Votre déficience visuelle a-t-elle constitué une difficulté durant vos études ?
C’est une déficience de naissance, donc j’ai toujours eu à faire avec ce problème. Même si ce n’était pas toujours facile, j’ai suivi une scolarité normale, passant par le collège Louis Armstrong, puis deux ans au lycée Saint-Joseph à Miribel avant d’intégrer une section sport-étude au lycée Jean Perrin dans le 9ème arrondissement de Lyon. J’avais évidemment besoin de matériel adapté pour suivre.

C’est au cours de vos années en Côtière que votre passion pour le sprint est née ?
Non, pas exactement. Quand j’avais 15 ans j’ai eu la chance d’assister aux Jeux paralympiques de Londres en 2012. L’ambiance était dingue. 80.000 personnes encourageant les athlètes paralympiques, j’ai eu envie d’en être et de vivre ce type d’émotions.

Et ensuite, quel a été votre rapport à l’athlétisme ?
J’ai eu assez rapidement des résultats. J’ai participé aux championnats du monde de 2017, puis à ceux de 2019. L’enjeu à présent, le rêve, c’est de participer aux Jeux paralympiques, et pourquoi pas dès Tokyo 2021. Pour cela, il faut gagner 2 dixièmes. Cela peut paraître beaucoup, mais mon entraîneur y croit énormément : il considère que ma course à Dubaï était techniquement bien moins bonne que ce je produis à l’entraînement. Il y a donc une marge de progression. On y croit. Au-delà des Jeux paralympiques, il y a également les championnats d’Europe cette année où je nourris quelques ambitions pour décrocher au moins un podium

Le sport n’occupe pas toutes vos journées. Quelle est votre activité principale ?
Après le bac, j’ai fait une école de théâtre à Lyon. La formation durait trois ans. Je suis donc maintenant acteur ; la situation actuelle n’aide pas pour décrocher des rôles, mais là aussi je m’accroche.

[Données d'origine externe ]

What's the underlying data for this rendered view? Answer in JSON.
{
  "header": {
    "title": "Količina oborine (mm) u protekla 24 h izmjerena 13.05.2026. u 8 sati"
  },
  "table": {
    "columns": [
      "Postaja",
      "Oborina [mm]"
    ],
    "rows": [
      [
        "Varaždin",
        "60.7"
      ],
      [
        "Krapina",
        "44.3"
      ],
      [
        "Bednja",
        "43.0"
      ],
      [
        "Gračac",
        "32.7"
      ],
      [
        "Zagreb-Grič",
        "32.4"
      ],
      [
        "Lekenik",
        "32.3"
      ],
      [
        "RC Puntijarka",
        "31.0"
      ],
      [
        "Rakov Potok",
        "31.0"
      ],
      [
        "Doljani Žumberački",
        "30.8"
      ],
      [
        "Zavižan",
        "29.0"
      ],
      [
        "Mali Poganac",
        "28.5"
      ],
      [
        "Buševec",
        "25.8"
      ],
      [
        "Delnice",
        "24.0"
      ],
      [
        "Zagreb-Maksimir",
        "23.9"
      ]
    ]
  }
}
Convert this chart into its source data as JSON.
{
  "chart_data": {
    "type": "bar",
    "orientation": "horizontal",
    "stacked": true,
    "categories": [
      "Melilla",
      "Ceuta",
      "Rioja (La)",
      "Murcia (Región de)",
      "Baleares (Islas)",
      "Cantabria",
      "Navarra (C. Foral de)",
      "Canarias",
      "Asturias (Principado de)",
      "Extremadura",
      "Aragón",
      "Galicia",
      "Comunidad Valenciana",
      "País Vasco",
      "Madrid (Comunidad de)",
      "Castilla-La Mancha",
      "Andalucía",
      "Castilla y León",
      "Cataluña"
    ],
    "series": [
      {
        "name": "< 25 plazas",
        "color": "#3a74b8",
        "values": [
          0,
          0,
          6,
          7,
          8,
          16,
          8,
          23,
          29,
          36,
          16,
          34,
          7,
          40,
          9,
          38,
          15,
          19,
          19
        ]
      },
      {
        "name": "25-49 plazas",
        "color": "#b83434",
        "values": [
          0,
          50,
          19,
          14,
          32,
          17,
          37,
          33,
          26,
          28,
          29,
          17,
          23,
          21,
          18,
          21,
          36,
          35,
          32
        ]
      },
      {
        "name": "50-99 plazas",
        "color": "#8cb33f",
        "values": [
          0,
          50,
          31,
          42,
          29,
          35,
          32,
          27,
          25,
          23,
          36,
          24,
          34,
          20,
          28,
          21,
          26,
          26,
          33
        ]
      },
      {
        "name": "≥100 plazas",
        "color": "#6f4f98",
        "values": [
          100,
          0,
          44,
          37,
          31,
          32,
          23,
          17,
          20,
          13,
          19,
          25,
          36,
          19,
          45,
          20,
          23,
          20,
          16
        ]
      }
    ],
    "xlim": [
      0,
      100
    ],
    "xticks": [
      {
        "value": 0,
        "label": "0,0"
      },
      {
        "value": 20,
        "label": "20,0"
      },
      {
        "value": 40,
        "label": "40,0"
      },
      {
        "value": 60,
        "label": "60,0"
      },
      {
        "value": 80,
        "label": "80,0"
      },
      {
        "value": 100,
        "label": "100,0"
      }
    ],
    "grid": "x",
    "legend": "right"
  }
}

Y a-t-il des points communs entre sprint et théâtre ?
Oui tout à fait. Le rapport au corps déjà. L’importance dans les deux disciplines d’une certaine préparation physique et mentale. En fait, j’ai l’impression que chacune de ces deux activités nourrit l’autre.

Pour vous qui êtes aujourd’hui installé à Lyon, que représente la Côtière ?
Beaucoup de choses. mes parents habitent là. Mes grand-parents également. Il y a beaucoup de Zorzi à Beynost (rires). J’ai gardé quelques amis dans le coin également. Pour ma course à Dubaï, toute la famille était réunie à Beynost pour suivre le live sur internet. Enfin, il y a mon sponsor Swiss Vision au centre commercial Beynost 2 qui m’aide et me soutient beaucoup.